Several studies this year have convinced many astronomers that the ordinary matter we all know--the kind that creates gravity--makes up only a few percent of the universe, while almost three-quarters consists of a strange dark energy that pushes galaxies ever farther apart (ScienceNOW, 18 December).
To check those figures, the researchers took a close look at massive clusters of galaxies. With so little matter around to pull them together, they reasoned, such clusters would have stopped growing quite early in the universe's 14-billion-year history, and new ones would have stopped forming. In a high-matter-density universe, however, massive clusters would continue to form and grow over time.
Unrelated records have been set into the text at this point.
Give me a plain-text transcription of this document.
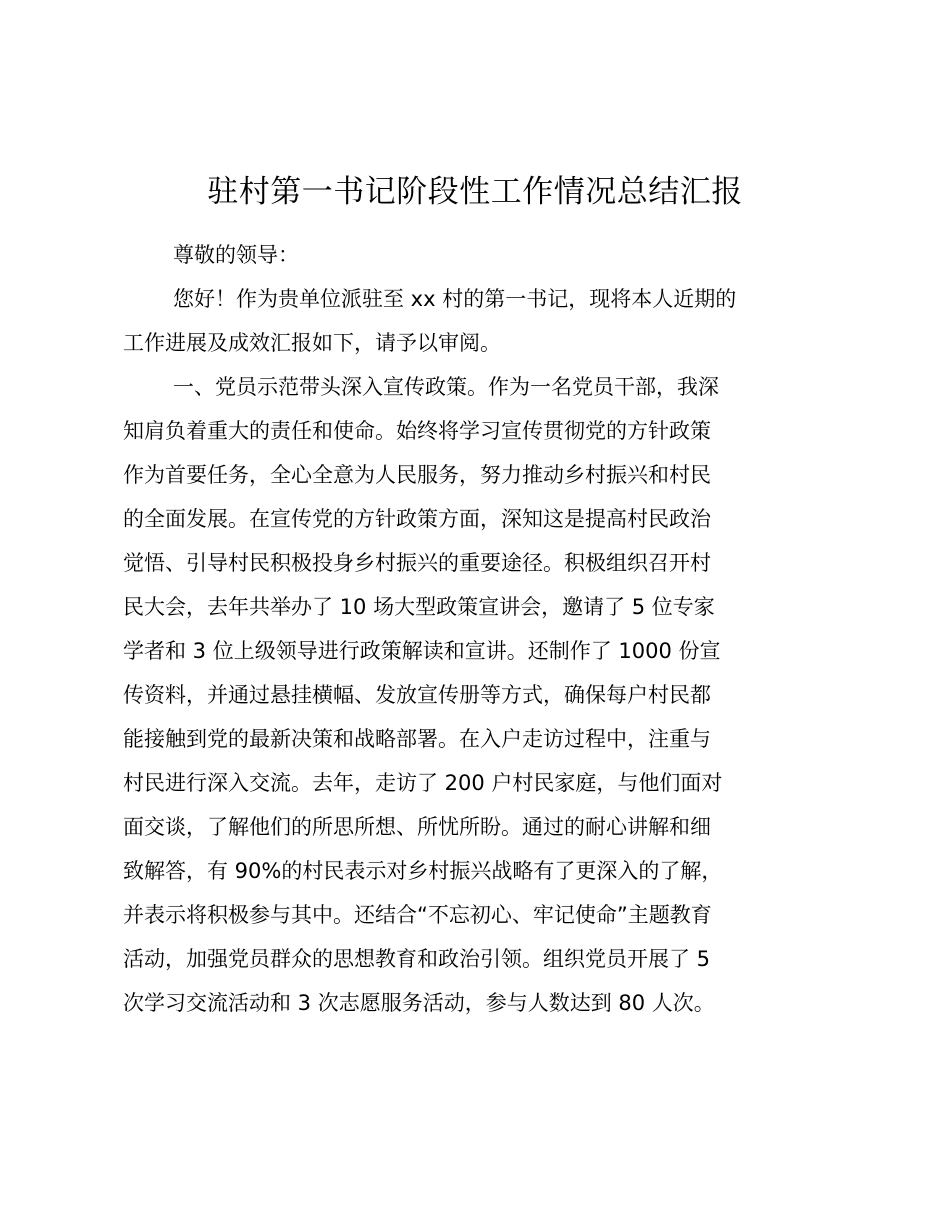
驻村第一书记阶段性工作情况总结汇报
尊敬的领导：
您好！作为贵单位派驻至 xx 村的第一书记，现将本人近期的
工作进展及成效汇报如下，请予以审阅。
一、党员示范带头深入宣传政策。作为一名党员干部，我深
知肩负着重大的责任和使命。始终将学习宣传贯彻党的方针政策
作为首要任务，全心全意为人民服务，努力推动乡村振兴和村民
的全面发展。在宣传党的方针政策方面，深知这是提高村民政治
觉悟、引导村民积极投身乡村振兴的重要途径。积极组织召开村
民大会，去年共举办了 10 场大型政策宣讲会，邀请了 5 位专家
学者和 3 位上级领导进行政策解读和宣讲。还制作了 1000 份宣
传资料，并通过悬挂横幅、发放宣传册等方式，确保每户村民都
能接触到党的最新决策和战略部署。在入户走访过程中，注重与
村民进行深入交流。去年，走访了 200 户村民家庭，与他们面对
面交谈，了解他们的所思所想、所忧所盼。通过的耐心讲解和细
致解答，有 90%的村民表示对乡村振兴战略有了更深入的了解，
并表示将积极参与其中。还结合“不忘初心、牢记使命”主题教育
活动，加强党员群众的思想教育和政治引领。组织党员开展了 5
次学习交流活动和 3 次志愿服务活动，参与人数达到 80 人次。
So by counting galaxy clusters at various epochs (corresponding with various distances, because distant objects are seen as they were long ago) and calculating how massive they are, astronomers can tell where ordinary matter really ranks in the cosmic recipe. "Galaxy clusters are very important cosmological tools," says Neta Bahcall of Princeton University, "provided you know their masses."
But estimating cluster masses turns out to be hard. X-ray satellites observe the glow of the hot gas inside clusters, but the relation between the observed x-ray luminosity of galaxy clusters and their derived total mass may have been different in the past than it is now. Recently, a team led by David Lumb of the European Space Research and Technology Centre (ESTEC) in Noordwijk, the Netherlands, used XMM-Newton to quantify this evolutionary effect. Using these data, Sebastien Vauclair and Alain Blanchard of the Observatory Midi-Pyrénées in France and their colleagues carried out a new analysis of galaxy cluster number counts and conclude that they are consistent with a high-density universe. That means there's little room for dark energy.
Bahcall lauds the new detailed observations of distant galaxy clusters, but, she says, "it's not straightforward to draw conclusions. It's always difficult to convert x-ray luminosity into mass." What is needed, says Bahcall, is a complete sample of distant clusters for which masses are known exactly, for instance through gravitational-lens observations. Hans Böhringer of the Max Planck Institute for Extraterrestrial Physics in Garching, Germany, agrees that it's too early to draw conclusions. "Better work published soon will show that there is not yet a major conflict" between the XMM data and the concordance model, he says.